COAL of Africa’s (CoAL) share price fell 10.4% to 112c on thin volumes on the JSE this week, losing some of the ground it had recovered after touching an all-time low of 90c on December 18th.
 
CoAL chairman and interim CEO David Brown said on Tuesday there was no fundamental reason for the share price decline. It reflected macroeconomic factors and thin trading volumes. Commodities were subdued in general, and mining in South Africa was regarded as a tough environment.
 
The company was still “work in progress”,  he said. Its repositioning strategy was not yet complete and the small volume of shares traded (less than 2% since December 2) suggested some retail shareholders who bought in a different commodity price environment did not want to wait for the turnaround.

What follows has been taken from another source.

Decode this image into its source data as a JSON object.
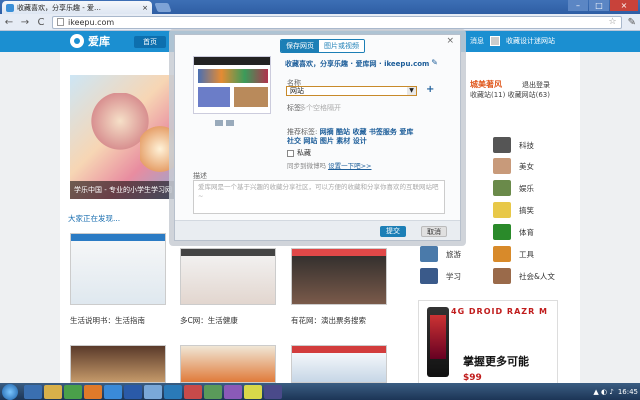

CoAL’s major shareholders were supportive of the turnaround strategy.
 
The company, which is also listed in London and Australia, is moving ahead with the development of a coking coal project at Makhado in the Soutpansberg.
 
It aims to raise $406m in capital funding and introduce a broad-based black empowerment group to the project.
 
But over the short term, CoAL’s revenue from coal sales will fall as it is selling noncore assets and has suspended operations at its Vele coking and thermal coal mine in Limpopo while it modifies the processing plant over the next few months.
 
The company said it held $9.56m in cash at the end of September and management predicted it would spend about $7.625m in this quarter.
 
It said cash holdings would be increased by the sale of coal and noncore assets, and the company had also secured a $21.4m loan facility from Investec.
 
Coal prices have been weak over the past few months and the short-term outlook is negative. According to the latest London Commodity News report issued just before Christmas, first-quarter 2014 hard coking coal prices were settled at a record low of $143 a metric tonne.
 
A report from global investment house Macquarie suggested sustained price recovery would be delayed in 2014 by strong growth in supply, especially in Australian export coal.
 
CoAL chairman and interim CEO David Brown said in the group’s latest annual report that although coal markets had been "tough" since 2008, he believed demand would recover.
 
Demand from China and India for coal for power stations would increase and growth in the US, Chinese and European economies would result in higher demand for coking coal, which is used to make steel.
 
Mr Brown said CoAL’s partnerships with Chinese investor Beijing Haohua Energy Resource Company and international coal trader Vitol would help it to market its product internationally and it also said Eskom was a potential domestic buyer.